Hugs to you. It's time to take care of yourself now. :hug:
 
Anyone have any tips on trying to get our kitty to eat?

Shes at the vet just now being kept in and I've to call back at 1pm but im so worried about her. She hasn't eaten or been to her litter box in two days. Shes isn't just a pet she's one of my kids, I'm distraught thinking of the worst outcome.

Sent from my 'alternate reality' using my hippocampus
There are liquid meds for this the vet can give you to get appetite going. I used to have a kitty that would get anorexic from time to time. You can try babyfood, too (turkey or chicken or such). It has a pretty strong smell that can tempt them. If all else fails, you can make a slurry of baby food and water in an oral syringe. It's not much fun and they don't like it, but it will keep them going while they get over their appetite problem.
 
I am in a rare horrible funk, so I am reaching out. You all always make me feel better and today of all days, I need that. As I have been basically bed ridden and house bound for 4 years, I have grown accustomed to the solitary confinement. I have my dogs and my interaction with people in person is very limited. Today the 4 walls of my bedroom are closing in.

I have never been a "woe is me" kind of person. I do not feel sorry for myself as life is what it is. I have accepted my limitations and just deal with them as best I can. However that is not to say that I am not frustrated at times and today is one of those.

It has to do with my children. 25,22 and 19. I am seeing with more clarity that I have enabled them so much that their sense of entitlement is out of control. My 19 year old is the most responsible one out of the 3. My older 2 who are off the charts smart have made some excruciatingly painful choices for which I have picked up the literal and figurative tab.

I don't want to sacrifice any more. I want to cut them off from the gravy train with a chainsaw. I see them floating, not taking responsibity for anything and not working or getting an education. We as parents set them up for success only to have it fail. We have standards and expectations. Education is paramount. Why do they need an education when their parents have supported them in hopes they will achieve to their fullest potential.

I read up thread about sending them off when they are little to their first day of school. All those hopes and dreams we have when they are starting out on their journey to become the people they are meant to be.

I have failed. Miserably so. The time has come for me to cut the umbilical cord that stretches 1500 miles. Acceptance. I am having a hard time doing that as my disappointment is so great. Hope. I have had it for so long it now seems ridiculous to cling onto. Reality. I am finally facing it head on and I am hanging my head in shame. I am ashamed. Mostly of myself for not having been a better mother, for parenting out of fear of loss, for the enabling of their sense of entitlement, for working when perhaps I should have been home.

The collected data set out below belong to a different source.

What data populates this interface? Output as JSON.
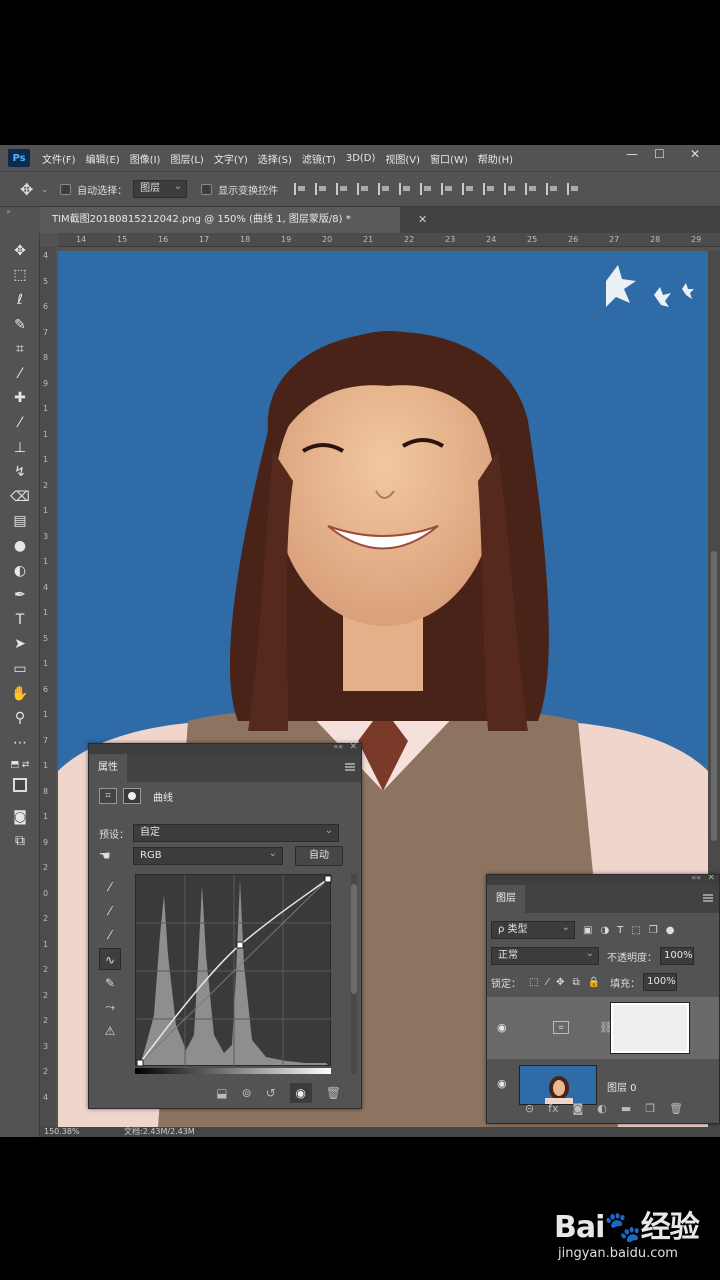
{
  "menubar": {
    "items": [
      "文件(F)",
      "编辑(E)",
      "图像(I)",
      "图层(L)",
      "文字(Y)",
      "选择(S)",
      "滤镜(T)",
      "3D(D)",
      "视图(V)",
      "窗口(W)",
      "帮助(H)"
    ]
  },
  "options": {
    "auto_select_label": "自动选择：",
    "auto_select_value": "图层",
    "show_transform_label": "显示变换控件"
  },
  "document": {
    "tab_title": "TIM截图20180815212042.png @ 150% (曲线 1, 图层蒙版/8) *",
    "ruler_top": [
      "14",
      "15",
      "16",
      "17",
      "18",
      "19",
      "20",
      "21",
      "22",
      "23",
      "24",
      "25",
      "26",
      "27",
      "28",
      "29"
    ],
    "ruler_left": [
      "4",
      "5",
      "6",
      "7",
      "8",
      "9",
      "1",
      "1",
      "1",
      "2",
      "1",
      "3",
      "1",
      "4",
      "1",
      "5",
      "1",
      "6",
      "1",
      "7",
      "1",
      "8",
      "1",
      "9",
      "2",
      "0",
      "2",
      "1",
      "2",
      "2",
      "2",
      "3",
      "2",
      "4"
    ],
    "status_zoom": "150.38%",
    "status_doc": "文档:2.43M/2.43M"
  },
  "properties": {
    "tab": "属性",
    "type_label": "曲线",
    "preset_label": "预设：",
    "preset_value": "自定",
    "channel_value": "RGB",
    "auto_button": "自动"
  },
  "layers": {
    "tab": "图层",
    "filter_value": "ρ 类型",
    "blend_mode": "正常",
    "opacity_label": "不透明度：",
    "opacity_value": "100%",
    "lock_label": "锁定：",
    "fill_label": "填充：",
    "fill_value": "100%",
    "layer0_name": "图层 0"
  },
  "watermark": {
    "logo": "Bai du 经验",
    "url": "jingyan.baidu.com"
  }
}
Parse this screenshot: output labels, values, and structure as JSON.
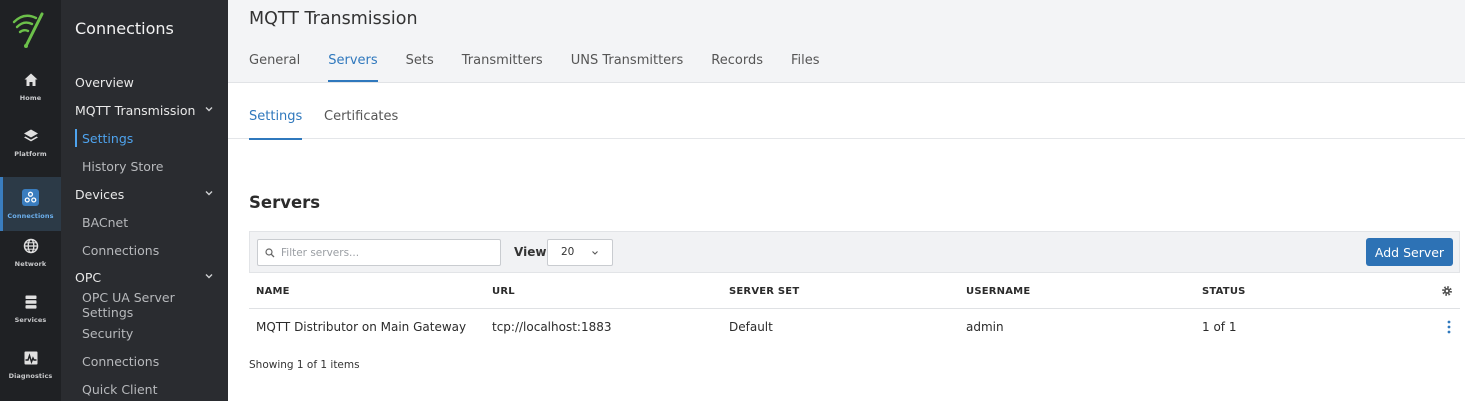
{
  "rail": {
    "items": [
      {
        "label": "Home",
        "icon": "home-icon"
      },
      {
        "label": "Platform",
        "icon": "layers-icon"
      },
      {
        "label": "Connections",
        "icon": "connections-icon",
        "active": true
      },
      {
        "label": "Network",
        "icon": "globe-icon"
      },
      {
        "label": "Services",
        "icon": "server-icon"
      },
      {
        "label": "Diagnostics",
        "icon": "pulse-icon"
      }
    ]
  },
  "subnav": {
    "title": "Connections",
    "items": [
      {
        "label": "Overview",
        "level": 1
      },
      {
        "label": "MQTT Transmission",
        "level": 1,
        "expanded": true
      },
      {
        "label": "Settings",
        "level": 2,
        "active": true
      },
      {
        "label": "History Store",
        "level": 2
      },
      {
        "label": "Devices",
        "level": 1,
        "expanded": true
      },
      {
        "label": "BACnet",
        "level": 2
      },
      {
        "label": "Connections",
        "level": 2
      },
      {
        "label": "OPC",
        "level": 1,
        "expanded": true
      },
      {
        "label": "OPC UA Server Settings",
        "level": 2
      },
      {
        "label": "Security",
        "level": 2
      },
      {
        "label": "Connections",
        "level": 2
      },
      {
        "label": "Quick Client",
        "level": 2
      }
    ]
  },
  "header": {
    "title": "MQTT Transmission",
    "tabs": [
      "General",
      "Servers",
      "Sets",
      "Transmitters",
      "UNS Transmitters",
      "Records",
      "Files"
    ],
    "active_tab": "Servers"
  },
  "subtabs": {
    "items": [
      "Settings",
      "Certificates"
    ],
    "active": "Settings"
  },
  "servers": {
    "title": "Servers",
    "filter_placeholder": "Filter servers...",
    "view_label": "View",
    "view_value": "20",
    "add_button": "Add Server",
    "columns": [
      "NAME",
      "URL",
      "SERVER SET",
      "USERNAME",
      "STATUS"
    ],
    "rows": [
      {
        "name": "MQTT Distributor on Main Gateway",
        "url": "tcp://localhost:1883",
        "server_set": "Default",
        "username": "admin",
        "status": "1 of 1"
      }
    ],
    "showing": "Showing 1 of 1 items"
  },
  "colors": {
    "accent": "#2f78bd",
    "rail_bg": "#1f2124",
    "subnav_bg": "#2a2c30",
    "logo_green": "#6cc04a"
  }
}
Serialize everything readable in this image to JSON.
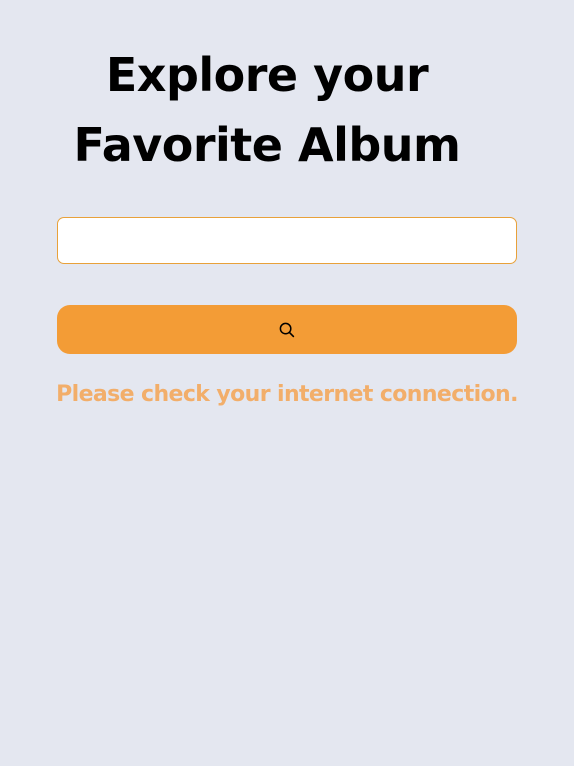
{
  "header": {
    "title_line1": "Explore your",
    "title_line2": "Favorite Album"
  },
  "search": {
    "input_value": "",
    "button_icon": "search-icon"
  },
  "status": {
    "error_message": "Please check your internet connection."
  },
  "colors": {
    "background": "#e4e7f0",
    "accent": "#f39c36",
    "input_border": "#e8a13a",
    "error_text": "#f2ae6a",
    "title_text": "#000000"
  }
}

I love my children with every ounce of my being. I would die for them. They are good people, kind and generous. However, the entitlement flaw is masking the other. And that is of my own doing. Is it too late? Can I somehow make a legal U turn? How do I get through to them? I am so black and blue from beating myself up and I don't want to do that anymore. I am tired. I need perspective.

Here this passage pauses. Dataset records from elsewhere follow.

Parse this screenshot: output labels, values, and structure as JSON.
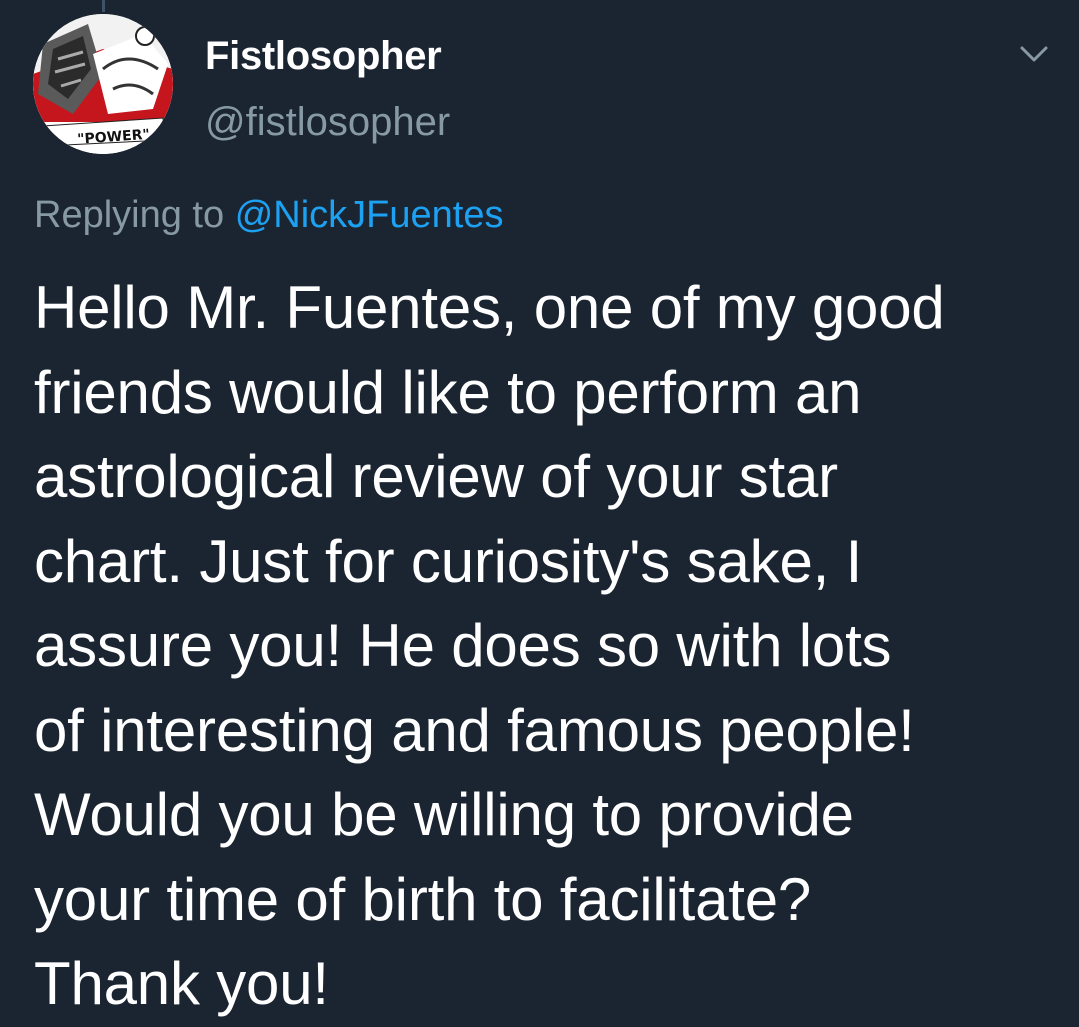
{
  "author": {
    "display_name": "Fistlosopher",
    "handle": "@fistlosopher",
    "avatar_caption": "\"POWER\""
  },
  "reply": {
    "prefix": "Replying to",
    "mention": "@NickJFuentes"
  },
  "tweet": {
    "lines": [
      "Hello Mr. Fuentes, one of my good",
      "friends would like to perform an",
      "astrological review of your star",
      "chart. Just for curiosity's sake, I",
      "assure you! He does so with lots",
      "of interesting and famous people!",
      "Would you be willing to provide",
      "your time of birth to facilitate?",
      "Thank you!"
    ]
  },
  "icons": {
    "menu": "chevron-down-icon"
  },
  "colors": {
    "background": "#1b2531",
    "primary_text": "#ffffff",
    "secondary_text": "#8899a6",
    "link": "#1da1f2"
  }
}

Sorry for being Debbie Downer today. Haven't slept in several nights as this is weighing very very heavily on my heart and mind. Any constructive advice would be so appreciated. Thanks for reading and letting me vent.

Kids are all different. I have 4 brought them up the same. It took some a little longer to get it. No, we don't support you for the rest of your lives. We had to get 1 out of trouble several times. She made mistakes we made mistakes. In the end we all learned and thankfully, it all worked out.
I think many kids think they are entitled today. They grow up with Ipads and their parents lap tops or their own. I have seen them get the most outrageously expensive gifts. What the heck will the expect when they turn 16, Mercedes?
We do the best we can and learn from our mistakes and hope they learn from theirs.
I am sure you brought up your children with the best intentions. I know you did just by your posts. Don't blame yourself. Some kids just expect way to much. Hugs and I hope you feel better soon.